In a world of litigation and high tax rates, it is incredibly important to make sure your assets are properly protected. Metroplex Wealth offers asset protection near Dallas, Texas, with a staff that is well versed in how to best protect your money.
That being said, we have seen many asset protection mistakes over the years, and here are 5 of the top mistakes we see often. Are you making these asset protection mistakes?
Clients Who are Underinsured.
Let’s start with insurance. Sure, insurance can’t protect all of your assets, but it certainly helps. We see many clients who think they have enough insurance, when in fact there are underinsured. In the case of a lawsuit, a large umbrella liability policy is critical. Depending on your career and assets, work with an estate planning attorney to determine the proper amount of umbrella insurance for you.

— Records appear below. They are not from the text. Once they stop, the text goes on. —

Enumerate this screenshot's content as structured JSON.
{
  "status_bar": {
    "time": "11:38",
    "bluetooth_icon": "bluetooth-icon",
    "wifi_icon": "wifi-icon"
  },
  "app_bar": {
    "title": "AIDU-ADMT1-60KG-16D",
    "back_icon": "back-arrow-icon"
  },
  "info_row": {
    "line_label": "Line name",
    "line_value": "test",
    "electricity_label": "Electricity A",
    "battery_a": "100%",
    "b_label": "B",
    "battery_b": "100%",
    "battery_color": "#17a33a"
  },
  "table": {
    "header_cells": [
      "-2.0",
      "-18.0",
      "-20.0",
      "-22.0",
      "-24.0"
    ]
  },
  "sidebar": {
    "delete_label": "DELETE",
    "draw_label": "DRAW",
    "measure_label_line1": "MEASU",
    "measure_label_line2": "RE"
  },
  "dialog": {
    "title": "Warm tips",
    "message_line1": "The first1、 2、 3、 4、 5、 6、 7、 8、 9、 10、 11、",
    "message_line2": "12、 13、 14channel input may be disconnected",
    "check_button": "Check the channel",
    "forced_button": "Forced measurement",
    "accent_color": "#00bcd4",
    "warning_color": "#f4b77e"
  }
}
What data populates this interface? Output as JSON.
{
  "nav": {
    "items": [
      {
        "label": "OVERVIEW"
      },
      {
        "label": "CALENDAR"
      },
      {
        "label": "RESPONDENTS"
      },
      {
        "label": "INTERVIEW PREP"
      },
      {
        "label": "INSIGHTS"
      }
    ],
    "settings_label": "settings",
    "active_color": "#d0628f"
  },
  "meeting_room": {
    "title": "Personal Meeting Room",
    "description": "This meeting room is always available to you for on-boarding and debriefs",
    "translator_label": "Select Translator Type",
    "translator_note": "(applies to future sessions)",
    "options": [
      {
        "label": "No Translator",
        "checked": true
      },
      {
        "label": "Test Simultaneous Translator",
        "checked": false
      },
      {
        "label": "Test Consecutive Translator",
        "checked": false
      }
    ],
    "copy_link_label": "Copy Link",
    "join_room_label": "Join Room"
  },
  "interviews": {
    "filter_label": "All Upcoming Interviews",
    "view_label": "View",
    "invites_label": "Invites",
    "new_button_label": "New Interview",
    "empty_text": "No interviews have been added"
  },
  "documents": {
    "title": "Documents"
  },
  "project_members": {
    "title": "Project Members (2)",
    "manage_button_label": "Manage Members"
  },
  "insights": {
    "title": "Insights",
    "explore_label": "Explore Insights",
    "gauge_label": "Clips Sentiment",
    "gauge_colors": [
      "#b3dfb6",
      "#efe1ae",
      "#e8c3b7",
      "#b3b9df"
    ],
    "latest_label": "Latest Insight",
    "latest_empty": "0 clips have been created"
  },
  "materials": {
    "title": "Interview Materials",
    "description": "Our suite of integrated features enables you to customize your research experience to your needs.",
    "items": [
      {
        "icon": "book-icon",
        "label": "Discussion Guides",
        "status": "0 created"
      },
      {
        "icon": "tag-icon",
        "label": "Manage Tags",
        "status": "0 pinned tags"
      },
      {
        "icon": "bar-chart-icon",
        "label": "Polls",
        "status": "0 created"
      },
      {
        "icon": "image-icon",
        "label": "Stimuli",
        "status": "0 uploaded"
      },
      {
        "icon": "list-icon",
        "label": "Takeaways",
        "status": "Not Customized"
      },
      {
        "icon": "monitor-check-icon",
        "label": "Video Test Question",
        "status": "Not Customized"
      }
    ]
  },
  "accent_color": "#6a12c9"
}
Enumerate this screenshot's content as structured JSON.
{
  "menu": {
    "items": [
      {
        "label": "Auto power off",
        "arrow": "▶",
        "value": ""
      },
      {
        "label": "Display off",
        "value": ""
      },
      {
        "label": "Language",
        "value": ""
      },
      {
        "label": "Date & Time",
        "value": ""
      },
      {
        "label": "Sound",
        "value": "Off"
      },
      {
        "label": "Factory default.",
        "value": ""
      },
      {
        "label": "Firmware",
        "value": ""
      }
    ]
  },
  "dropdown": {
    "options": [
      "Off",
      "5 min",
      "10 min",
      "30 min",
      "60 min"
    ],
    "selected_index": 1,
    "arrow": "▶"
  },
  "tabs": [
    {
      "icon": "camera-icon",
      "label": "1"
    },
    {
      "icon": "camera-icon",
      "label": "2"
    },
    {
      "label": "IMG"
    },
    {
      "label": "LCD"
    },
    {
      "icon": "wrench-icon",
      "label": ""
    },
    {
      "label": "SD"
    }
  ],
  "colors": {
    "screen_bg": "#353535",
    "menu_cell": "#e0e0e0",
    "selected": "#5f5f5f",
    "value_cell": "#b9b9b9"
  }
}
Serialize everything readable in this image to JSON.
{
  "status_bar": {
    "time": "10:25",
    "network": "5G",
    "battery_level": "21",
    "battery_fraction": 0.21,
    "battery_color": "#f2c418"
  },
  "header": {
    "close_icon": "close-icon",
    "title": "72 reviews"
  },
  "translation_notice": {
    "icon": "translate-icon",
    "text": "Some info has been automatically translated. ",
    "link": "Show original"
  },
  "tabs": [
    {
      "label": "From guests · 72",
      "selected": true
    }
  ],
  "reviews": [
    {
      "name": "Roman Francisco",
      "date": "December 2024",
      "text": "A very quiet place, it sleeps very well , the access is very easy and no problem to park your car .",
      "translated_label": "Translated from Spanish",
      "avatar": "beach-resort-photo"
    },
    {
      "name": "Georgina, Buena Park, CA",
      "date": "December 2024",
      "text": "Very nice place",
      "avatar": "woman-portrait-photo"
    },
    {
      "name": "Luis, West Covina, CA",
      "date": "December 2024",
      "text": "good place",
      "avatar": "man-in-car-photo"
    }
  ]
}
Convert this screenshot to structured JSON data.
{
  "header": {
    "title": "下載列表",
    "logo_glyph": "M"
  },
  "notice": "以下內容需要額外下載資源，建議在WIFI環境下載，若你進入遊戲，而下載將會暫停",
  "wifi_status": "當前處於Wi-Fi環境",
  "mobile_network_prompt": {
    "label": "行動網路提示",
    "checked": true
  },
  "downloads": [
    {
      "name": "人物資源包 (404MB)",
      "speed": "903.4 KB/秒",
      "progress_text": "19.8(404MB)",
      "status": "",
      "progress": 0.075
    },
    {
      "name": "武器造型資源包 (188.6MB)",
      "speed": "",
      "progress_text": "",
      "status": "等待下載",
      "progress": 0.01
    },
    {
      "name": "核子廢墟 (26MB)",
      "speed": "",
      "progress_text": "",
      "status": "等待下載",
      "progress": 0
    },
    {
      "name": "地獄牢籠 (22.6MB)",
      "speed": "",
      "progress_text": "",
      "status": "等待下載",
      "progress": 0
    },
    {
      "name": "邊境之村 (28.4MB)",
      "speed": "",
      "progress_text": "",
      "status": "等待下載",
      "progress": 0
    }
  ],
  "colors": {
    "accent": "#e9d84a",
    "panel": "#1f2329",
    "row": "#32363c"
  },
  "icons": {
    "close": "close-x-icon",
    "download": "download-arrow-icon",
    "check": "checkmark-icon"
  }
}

Believing Assets in Living Trusts are 100% Protected.
Trusts certainly offer asset protection near Dallas, but they do not offer 100% protection in the case of living trusts. Living trusts give the grantor the opportunity to move money in and out at various times, so in the event that creditors come after you and your money and you are still living, a court may determine that you need to use money in the living trust to pay off a creditor. That being said, trusts are excellent vehicles for asset protection, but it’s important to visit with an estate planning attorney about if you are opening yourself up to risk with the trusts and living trusts you have.
Improperly Titling Assets.
When protecting your assets, it’s important to know what assets are titled under your name and to formulate a game plan for titling in a way that best protects you and your money. Do you have adult children who cars or other assets that have your name on them? If they run into issues, then you can be liable. What about your spouse’s creditors for property you share together? Talk with a firm like Metroplex Wealth that specializes in asset protection near Dallas on what is best for you.
Exposing Yourself to Risk Through IRAs
IRAs are a great vehicle for long-term retirement savings, but unlike 401K plans that are governed by federal law, the rules about IRAs are governed by state law. Take a look at your state laws on IRAs – both Roth and Traditional – and see if you are unnecessarily exposing yourself to risk.
Not Designating Assets to Heirs
Providing for and leaving assets to your heirs can get complicated, particularly if there are multiple spouses involved and many players in the mix. Depending on your specific situation, trusts can be a great asset protection vehicle but there are other methods of protection that can be utilized as well.